Vom Grundsatz her ist die Trittschallmessung von demjenigen zu zahlen, der sie in Auftrag gegeben hat. Insoweit dürfte der Hinweis, daß Sie nicht Auftraggeber der Messung waren bereits ausreichen, um eine Bezahlung vorerst abzulehnen.

Als Auftraggeber der Messung kommt nach Ihren Schilderungen die Eigentümergemeinschaft (für die angebliche Standartmessung) und die Eigentümergemeinschaft oder Familie XY für die bei dieser Gelegenheit unter entsprechendem Vorwand durchgeführte Messung in Ihren Wohnungen (Bei Ihnen und bei Familie XY) in Betracht.

Unklar bleibt in Ihren Schilderungen, ob und wenn ja welche Lärm-Grenzwerte oder sonstigen Vorschriften Ihre ursprüngliche Eckenverfugung überschritten haben soll. Mit anderen Worten also ob die Lärmbelastungen nicht eigentlich hingenommen werden mussten. Entsprechende Vorschriften können sich aus dem Teilungsvertrag der Wohnungseigentümergemeinschaft (z.B. § 15 WEG Gebrauchsregelung), der Hausordnung (oftmals zu allgemein) oder gesetzlichen Vorschriften (z.B. BImSchV - Bundesimissionsschutzverordnung ergeben).

Ihre Nachbarn können nach §§ 906, 1004 BGB unwesentliche Lärmbelästigungen nicht verbieten :


§ 906 Zuführung unwägbarer Stoffe

(1) 1Der Eigentümer eines Grundstücks kann die Zuführung von Gasen, Dämpfen, Gerüchen, Rauch, Ruß, Wärme, Geräusch, Erschütterungen und ähnliche von einem anderen Grundstück ausgehende Einwirkungen insoweit nicht verbieten, als die Einwirkung die Benutzung seines Grundstücks nicht oder nur unwesentlich beeinträchtigt. 2Eine unwesentliche Beeinträchtigung liegt in der Regel vor, wenn die in Gesetzen oder Rechtsverordnungen festgelegten Grenz- oder Richtwerte von den nach diesen Vorschriften ermittelten und bewerteten Einwirkungen nicht überschritten werden. 3Gleiches gilt für Werte in allgemeinen Verwaltungsvorschriften, die nach § 48 des Bundes-Immissionsschutzgesetzes erlassen worden sind und den Stand der Technik wiedergeben.

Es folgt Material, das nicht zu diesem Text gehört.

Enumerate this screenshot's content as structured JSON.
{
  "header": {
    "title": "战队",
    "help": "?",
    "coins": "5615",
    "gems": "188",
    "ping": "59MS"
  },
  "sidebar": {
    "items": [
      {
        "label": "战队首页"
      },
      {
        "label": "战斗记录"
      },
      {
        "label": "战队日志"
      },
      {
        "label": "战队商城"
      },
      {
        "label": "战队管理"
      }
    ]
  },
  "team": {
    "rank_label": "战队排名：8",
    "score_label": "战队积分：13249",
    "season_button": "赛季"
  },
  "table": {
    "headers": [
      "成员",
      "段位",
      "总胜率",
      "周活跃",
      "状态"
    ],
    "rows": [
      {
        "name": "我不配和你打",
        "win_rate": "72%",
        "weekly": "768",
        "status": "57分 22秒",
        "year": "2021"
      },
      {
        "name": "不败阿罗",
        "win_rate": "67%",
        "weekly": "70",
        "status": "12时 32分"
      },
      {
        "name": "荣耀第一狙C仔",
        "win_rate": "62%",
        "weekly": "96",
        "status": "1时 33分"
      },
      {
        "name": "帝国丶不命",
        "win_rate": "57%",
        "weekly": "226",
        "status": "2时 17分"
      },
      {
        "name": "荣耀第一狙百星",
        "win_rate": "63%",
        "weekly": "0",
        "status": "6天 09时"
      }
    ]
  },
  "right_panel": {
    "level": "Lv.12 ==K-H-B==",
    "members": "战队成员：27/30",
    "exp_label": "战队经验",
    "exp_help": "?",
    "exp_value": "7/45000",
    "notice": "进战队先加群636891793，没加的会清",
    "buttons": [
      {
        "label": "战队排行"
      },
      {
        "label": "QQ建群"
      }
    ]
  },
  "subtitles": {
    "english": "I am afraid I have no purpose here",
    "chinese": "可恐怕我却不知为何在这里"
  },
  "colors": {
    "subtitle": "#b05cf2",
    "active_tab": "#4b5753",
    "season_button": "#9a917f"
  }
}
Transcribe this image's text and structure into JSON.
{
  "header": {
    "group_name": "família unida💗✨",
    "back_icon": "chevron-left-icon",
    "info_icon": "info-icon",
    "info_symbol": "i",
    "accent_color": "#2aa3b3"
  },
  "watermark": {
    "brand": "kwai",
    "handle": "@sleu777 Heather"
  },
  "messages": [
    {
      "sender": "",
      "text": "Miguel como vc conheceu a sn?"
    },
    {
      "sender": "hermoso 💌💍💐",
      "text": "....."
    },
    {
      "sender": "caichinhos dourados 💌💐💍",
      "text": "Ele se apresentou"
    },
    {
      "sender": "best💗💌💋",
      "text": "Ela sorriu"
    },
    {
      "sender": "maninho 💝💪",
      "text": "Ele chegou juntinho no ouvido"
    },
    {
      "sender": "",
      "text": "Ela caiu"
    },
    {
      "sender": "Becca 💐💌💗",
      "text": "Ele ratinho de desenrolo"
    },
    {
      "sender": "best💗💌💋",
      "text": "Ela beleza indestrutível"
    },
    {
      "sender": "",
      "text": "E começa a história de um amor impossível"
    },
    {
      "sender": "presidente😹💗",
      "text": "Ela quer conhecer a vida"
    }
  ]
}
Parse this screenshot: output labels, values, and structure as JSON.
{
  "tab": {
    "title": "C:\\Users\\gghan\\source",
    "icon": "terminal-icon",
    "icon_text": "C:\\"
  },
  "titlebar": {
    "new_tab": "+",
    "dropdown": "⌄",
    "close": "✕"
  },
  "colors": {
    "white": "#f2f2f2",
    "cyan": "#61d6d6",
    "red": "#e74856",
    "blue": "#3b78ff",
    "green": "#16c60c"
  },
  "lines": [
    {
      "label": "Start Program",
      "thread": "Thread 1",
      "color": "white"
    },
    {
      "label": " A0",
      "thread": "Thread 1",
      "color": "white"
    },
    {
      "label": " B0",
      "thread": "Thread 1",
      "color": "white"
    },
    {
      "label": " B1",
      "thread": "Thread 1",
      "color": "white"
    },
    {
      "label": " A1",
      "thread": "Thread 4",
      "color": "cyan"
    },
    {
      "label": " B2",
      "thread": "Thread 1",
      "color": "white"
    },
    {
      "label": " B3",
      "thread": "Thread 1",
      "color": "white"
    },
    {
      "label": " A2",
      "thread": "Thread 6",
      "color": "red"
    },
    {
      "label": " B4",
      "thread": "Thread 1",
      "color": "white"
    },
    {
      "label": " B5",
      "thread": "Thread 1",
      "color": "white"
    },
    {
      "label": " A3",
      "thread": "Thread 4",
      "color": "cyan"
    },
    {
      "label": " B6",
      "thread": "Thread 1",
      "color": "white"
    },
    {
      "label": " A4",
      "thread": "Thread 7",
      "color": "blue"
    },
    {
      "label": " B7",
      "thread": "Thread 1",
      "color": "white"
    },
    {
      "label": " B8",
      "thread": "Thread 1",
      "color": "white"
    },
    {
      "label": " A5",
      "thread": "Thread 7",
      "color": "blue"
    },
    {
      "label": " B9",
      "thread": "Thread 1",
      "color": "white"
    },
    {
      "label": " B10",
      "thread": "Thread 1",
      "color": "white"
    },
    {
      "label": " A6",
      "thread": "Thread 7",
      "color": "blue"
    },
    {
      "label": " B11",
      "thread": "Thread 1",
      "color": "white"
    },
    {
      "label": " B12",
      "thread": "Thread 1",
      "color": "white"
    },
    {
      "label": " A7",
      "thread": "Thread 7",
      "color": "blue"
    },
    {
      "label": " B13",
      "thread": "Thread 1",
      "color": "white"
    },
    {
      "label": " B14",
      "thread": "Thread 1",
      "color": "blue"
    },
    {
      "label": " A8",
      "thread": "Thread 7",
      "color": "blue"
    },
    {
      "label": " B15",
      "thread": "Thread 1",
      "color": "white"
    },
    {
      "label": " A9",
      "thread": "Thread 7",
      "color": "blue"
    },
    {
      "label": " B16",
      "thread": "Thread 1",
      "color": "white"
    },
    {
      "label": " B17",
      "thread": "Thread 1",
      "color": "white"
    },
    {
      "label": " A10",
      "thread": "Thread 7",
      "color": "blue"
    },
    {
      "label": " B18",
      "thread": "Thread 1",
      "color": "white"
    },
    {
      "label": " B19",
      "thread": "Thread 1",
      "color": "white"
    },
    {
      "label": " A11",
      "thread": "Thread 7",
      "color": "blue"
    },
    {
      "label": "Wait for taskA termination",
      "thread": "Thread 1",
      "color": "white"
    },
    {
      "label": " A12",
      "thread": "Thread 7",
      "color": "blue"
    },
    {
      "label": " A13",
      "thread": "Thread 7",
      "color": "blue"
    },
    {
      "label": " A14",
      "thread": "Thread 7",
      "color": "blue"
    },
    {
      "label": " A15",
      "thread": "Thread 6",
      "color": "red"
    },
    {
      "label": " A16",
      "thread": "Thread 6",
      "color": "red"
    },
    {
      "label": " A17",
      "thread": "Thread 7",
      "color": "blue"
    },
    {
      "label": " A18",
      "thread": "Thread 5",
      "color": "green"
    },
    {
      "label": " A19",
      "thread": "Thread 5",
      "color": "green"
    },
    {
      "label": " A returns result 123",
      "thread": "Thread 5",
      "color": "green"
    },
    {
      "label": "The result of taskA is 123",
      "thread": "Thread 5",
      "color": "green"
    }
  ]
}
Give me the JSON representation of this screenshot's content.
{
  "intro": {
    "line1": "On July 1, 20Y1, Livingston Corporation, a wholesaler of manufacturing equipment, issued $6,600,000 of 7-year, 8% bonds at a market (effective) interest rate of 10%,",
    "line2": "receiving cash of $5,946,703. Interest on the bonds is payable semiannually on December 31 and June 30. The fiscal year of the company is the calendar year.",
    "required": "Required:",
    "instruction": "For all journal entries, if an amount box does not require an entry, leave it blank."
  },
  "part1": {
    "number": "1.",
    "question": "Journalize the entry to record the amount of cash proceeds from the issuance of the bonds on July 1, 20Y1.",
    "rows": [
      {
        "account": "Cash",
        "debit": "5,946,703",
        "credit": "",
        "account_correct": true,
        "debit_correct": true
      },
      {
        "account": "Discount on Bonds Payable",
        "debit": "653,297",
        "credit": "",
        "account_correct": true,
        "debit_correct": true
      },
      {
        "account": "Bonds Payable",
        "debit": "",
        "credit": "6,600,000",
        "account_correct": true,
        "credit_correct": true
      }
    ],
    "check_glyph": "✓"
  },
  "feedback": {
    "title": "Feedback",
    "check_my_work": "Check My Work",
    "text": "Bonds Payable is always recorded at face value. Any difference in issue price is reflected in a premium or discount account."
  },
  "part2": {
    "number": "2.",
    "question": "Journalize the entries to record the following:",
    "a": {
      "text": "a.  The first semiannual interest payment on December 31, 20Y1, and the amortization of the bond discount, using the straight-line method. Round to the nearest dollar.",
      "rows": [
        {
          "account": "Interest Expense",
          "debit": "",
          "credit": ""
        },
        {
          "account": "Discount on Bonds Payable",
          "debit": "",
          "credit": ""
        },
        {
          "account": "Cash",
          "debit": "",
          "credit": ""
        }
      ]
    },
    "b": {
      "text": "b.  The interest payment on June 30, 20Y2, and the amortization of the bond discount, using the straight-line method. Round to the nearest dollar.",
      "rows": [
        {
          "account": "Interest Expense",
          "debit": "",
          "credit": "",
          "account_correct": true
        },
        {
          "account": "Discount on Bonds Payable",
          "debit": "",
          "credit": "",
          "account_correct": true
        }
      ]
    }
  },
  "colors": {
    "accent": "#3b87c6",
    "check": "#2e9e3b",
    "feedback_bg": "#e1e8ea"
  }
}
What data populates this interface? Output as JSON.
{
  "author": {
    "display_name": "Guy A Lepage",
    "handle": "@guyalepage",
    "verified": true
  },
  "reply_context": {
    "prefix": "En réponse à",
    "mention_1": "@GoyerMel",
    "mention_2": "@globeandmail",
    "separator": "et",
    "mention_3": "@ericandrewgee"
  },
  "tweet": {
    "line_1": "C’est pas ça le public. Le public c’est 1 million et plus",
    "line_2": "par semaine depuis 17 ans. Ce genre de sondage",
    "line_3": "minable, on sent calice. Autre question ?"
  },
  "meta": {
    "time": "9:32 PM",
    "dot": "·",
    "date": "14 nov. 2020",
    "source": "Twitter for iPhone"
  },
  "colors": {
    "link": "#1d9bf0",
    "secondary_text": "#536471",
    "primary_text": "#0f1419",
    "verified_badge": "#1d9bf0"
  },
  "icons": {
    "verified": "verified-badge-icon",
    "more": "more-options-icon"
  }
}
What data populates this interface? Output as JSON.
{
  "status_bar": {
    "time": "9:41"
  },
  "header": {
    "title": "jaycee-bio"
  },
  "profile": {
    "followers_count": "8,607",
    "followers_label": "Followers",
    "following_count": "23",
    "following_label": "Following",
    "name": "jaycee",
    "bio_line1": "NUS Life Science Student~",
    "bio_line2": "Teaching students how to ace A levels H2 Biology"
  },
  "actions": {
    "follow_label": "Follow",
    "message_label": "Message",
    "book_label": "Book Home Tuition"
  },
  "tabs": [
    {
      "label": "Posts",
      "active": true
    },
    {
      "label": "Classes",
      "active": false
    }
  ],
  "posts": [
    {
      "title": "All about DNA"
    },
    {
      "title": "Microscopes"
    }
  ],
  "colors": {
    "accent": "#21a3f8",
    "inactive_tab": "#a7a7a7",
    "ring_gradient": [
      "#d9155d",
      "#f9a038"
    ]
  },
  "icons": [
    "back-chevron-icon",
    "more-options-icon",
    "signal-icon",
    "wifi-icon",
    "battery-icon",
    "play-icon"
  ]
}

(2) 1Das Gleiche gilt insoweit, als eine wesentliche Beeinträchtigung durch eine ortsübliche Benutzung des anderen Grundstücks herbeigeführt wird und nicht durch Maßnahmen verhindert werden kann, die Benutzern dieser Art wirtschaftlich zumutbar sind. 2Hat der Eigentümer hiernach eine Einwirkung zu dulden, so kann er von dem Benutzer des anderen Grundstücks einen angemessenen Ausgleich in Geld verlangen, wenn die Einwirkung eine ortsübliche Benutzung seines Grundstücks oder dessen Ertrag über das zumutbare Maß hinaus beeinträchtigt.

(3) Die Zuführung durch eine besondere Leitung ist unzulässig.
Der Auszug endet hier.